Aralarında KADEP Genel Sekreteri Nizamettin Maskan, HAK-PAR Kurucu Başkanı İbrahim Güçlü ve HEP kurucularından İbrahim Aksoy'un da olduğu siyasetçiler, BDP'lileri sağduyuya çağırdı. Yazar Ümit Fırat da, YSK'nın siyaseti şekillendirmeye çalıştığına dikkat çekti. Can ve mal güvenliğine kasteden eylemler konusunda ise barajın önündeki seti kaldıranların sorgulanmasını istedi.

Yüksek Seçim Kurulu'nun (YSK), BDP'nin de desteklediği bağımsız adayların yer aldığı 12 kişiyi veto etmesinin yankıları sürüyor. Karara tepki gösteren partililer, iki gündür İstanbul başta olmak üzere Diyarbakır, Van, Hakkâri, Mersin, İzmir ve Ankara'da şiddet içerikli eylemler yaptı. YSK'nın tutumunu eleştirmek isteyen kalabalığın arasına karışan provokatörler, kamu binalarına, işyerlerine zarar verdi. Polisle çatışan gruplar, eylemlerin asıl amacını gölgede bıraktı. Kürt siyasetçileri ile kamuoyunun yakından tanıdığı Kürt aydınlarından, "Haklıyken haksız duruma düşmeyin. Kirli tezgâhın bir parçası olmayın. Bizler vesayetçi zihniyeti sokakta değil, sandıkta yeneceğiz." uyarısı geldi. Değerlendirmeler şöyle:

BDP'YE BÜYÜK SORUMLULUK DÜŞÜYOR

Nizamettin Maskan (KADEP Genel Sekreteri): Kürtlerin ısrarla şiddetten kaçınması gerekiyor. Bulunduğumuz bu çağda bu tür eylemler bize yakışmıyor. Haklı olduğumuz durumda haksız duruma düşürebilecek bir hataya düşmemek gerekiyor. Türkleri de yanımıza alarak vesayetçi zihniyete karşı birlikte olmak varken derin devletin tezgâhına gelmemek gerekiyor. BDP'ye bu konuda büyük bir sorumluluk düşüyor ve bunu yerine getirmesi gerekiyor. Herkesin hemfikir olduğu bir haksızlık söz konusu var. Bunu bir kenara bırakmamak gerekiyor. Ancak bunu fırsat bilip insanların can ve mal güvenliğini tehlikeye atmak gibi kimsenin bir hakkı olamaz. Bizler vesayetçi zihniyeti sokakta değil, sandıkta yeneceğiz. Kürtlerin, kirli tezgâhın bir parçası olmayacağını hep vurguladık.

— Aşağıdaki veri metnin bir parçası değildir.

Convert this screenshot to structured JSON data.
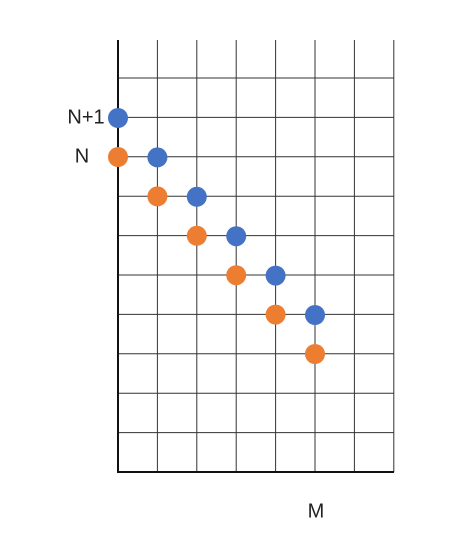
{
  "labels": {
    "row_upper": "N+1",
    "row_lower": "N",
    "column": "M"
  }
}
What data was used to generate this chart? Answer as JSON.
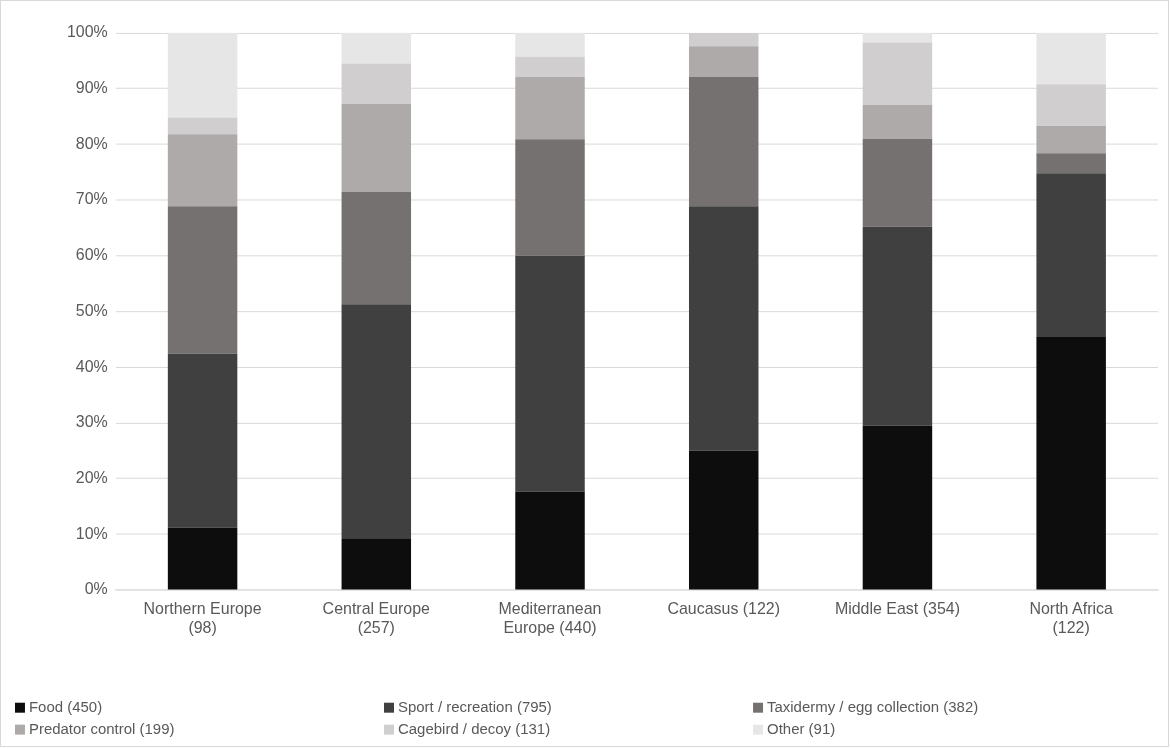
{
  "chart_data": {
    "type": "bar",
    "stacked": true,
    "categories": [
      "Northern Europe (98)",
      "Central Europe (257)",
      "Mediterranean Europe (440)",
      "Caucasus (122)",
      "Middle East (354)",
      "North Africa (122)"
    ],
    "ylim": [
      0,
      100
    ],
    "yticks": [
      {
        "value": 0,
        "label": "0%"
      },
      {
        "value": 10,
        "label": "10%"
      },
      {
        "value": 20,
        "label": "20%"
      },
      {
        "value": 30,
        "label": "30%"
      },
      {
        "value": 40,
        "label": "40%"
      },
      {
        "value": 50,
        "label": "50%"
      },
      {
        "value": 60,
        "label": "60%"
      },
      {
        "value": 70,
        "label": "70%"
      },
      {
        "value": 80,
        "label": "80%"
      },
      {
        "value": 90,
        "label": "90%"
      },
      {
        "value": 100,
        "label": "100%"
      }
    ],
    "grid": "y",
    "legend": "bottom",
    "series": [
      {
        "name": "Food (450)",
        "color": "#0d0d0d",
        "values": [
          11.2,
          9.3,
          17.7,
          25.0,
          29.5,
          45.4
        ]
      },
      {
        "name": "Sport / recreation (795)",
        "color": "#404040",
        "values": [
          31.2,
          42.0,
          42.3,
          43.9,
          35.7,
          29.4
        ]
      },
      {
        "name": "Taxidermy / egg collection (382)",
        "color": "#757171",
        "values": [
          26.5,
          20.2,
          20.9,
          23.2,
          15.8,
          3.6
        ]
      },
      {
        "name": "Predator control (199)",
        "color": "#aeaaaa",
        "values": [
          12.9,
          15.8,
          11.2,
          5.5,
          6.1,
          4.9
        ]
      },
      {
        "name": "Cagebird / decoy (131)",
        "color": "#d0cece",
        "values": [
          3.0,
          7.2,
          3.6,
          2.4,
          11.2,
          7.5
        ]
      },
      {
        "name": "Other (91)",
        "color": "#e7e6e6",
        "values": [
          15.2,
          5.5,
          4.3,
          0,
          1.7,
          9.2
        ]
      }
    ]
  }
}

PKK'DAN GELECEK TEHLİKELERE DİKKAT EDİLMELİ

İbrahim Güçlü (HAK-PAR Kurucu Başkanı ): Bu kararın, AK Parti'nin güdümüyle alınmış bir karar olduğu konusundaki görüşler çok haklı görüşler değil. YSK kararından sonra, BDP'nin bu kararı Kürt, Türk, dünya kamuoyuna duyurması için meşru, sivil, demokratik gösteriler yapması demokratik, doğal bir hakkıdır. Ama bu gösterileri yaparken, şiddet unsurlarının harekete geçmesine izin vermesi, onu haksız duruma düşürme tehlikesi yaratmaktadır. BDP, YSK kararını halka anlatırken, protesto ederken, demokratik ve meşru çizginin dışına asla çıkmamalıdır. BDP, yanlış yollara sapmamalı. Provokatörlerin eylemlerini engellemelidir. Provokatörlerin iş yapmasına olanak yaratacak ortamı yaratmamalıdır. Bu konuda PKK'dan gelecek tehlikelere dikkat etmelidir.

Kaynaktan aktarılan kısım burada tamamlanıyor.